Demba shuffles inside and in the muted light of the central lamp, she sees him sit down next to mother around the bowl with barley porridge. The sky is still dark and empty, and the other houses are covered in each other's shadows. Because of the thick walls of mud, sand and clay, silence still fills the streets where soon everyone will run and laugh. Blood is rushing in her veins and she wants to run to the river, feel the cool mud under her feet and let out a cry that causes the waterfowl to fly up and the children to cheer. It'll be a good day.

***

"Catch me if you can!"

"Noooo! Help!"

The small children are running around and splashing each other on the river's edge. Some children help out by mixing the mud or carrying the water, but the youngest ones play, with open mouths and mud in their short frizzy hair and lots of cheering. On the low fishing boats that have been drawn onto the bank, some village elders are talking, but their gazes rest on the children.

Fatoumata bends and fills her big jar. No time to dawdle; they're far from done. On her way back to the village, she crosses the train tracks that weren't there yet last year. The rails meander in the area between the villages and the water as a second, iron river and each day, a train passes that rides between the big trade cities. In Gao, they let her help with the building of a station, and in long breaks, she asked endless questions about the tracks and the trains. Since she's been home again, only a few days, she has looked every day at the train that thundered past the village and it always fills her with awe.

In the village, Fatoumata pours part of her water into the large bowl in which they mix the mud. Kadidia and Soma are already busy. She crouches and puts her hands in the mud, which contrasts sharply with her umber skin.

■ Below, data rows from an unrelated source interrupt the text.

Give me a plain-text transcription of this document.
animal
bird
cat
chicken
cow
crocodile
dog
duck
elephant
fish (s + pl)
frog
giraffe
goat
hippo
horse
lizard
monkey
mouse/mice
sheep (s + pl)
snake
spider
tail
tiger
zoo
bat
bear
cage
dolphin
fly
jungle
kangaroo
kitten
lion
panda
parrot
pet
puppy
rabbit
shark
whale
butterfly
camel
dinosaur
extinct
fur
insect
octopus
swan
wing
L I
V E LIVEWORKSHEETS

"How was the city? Did you have to mix mud there too?" Fatoumata looks up. It's Soma who asked the question. He's Kadidia's oldest son, and she keeps wondering how big and young at the same time her nephew is now. She scrapes her hand along the bottom of the bowl and when she takes out her arm, the mud is dripping. Too runny. She adds sand, and Soma and Kadidia mix. "Fatou?"

"I also mixed mud in the city, but it was different." She moves her fingers through the mud and the consistency is more solid now. Soma has stopped mixing. "They had a big machine in Gao. We had to put water and sand and loam in it and then the machine mixed everything until it was good mud for building." They didn't even have to carry water from the river because there were pipes.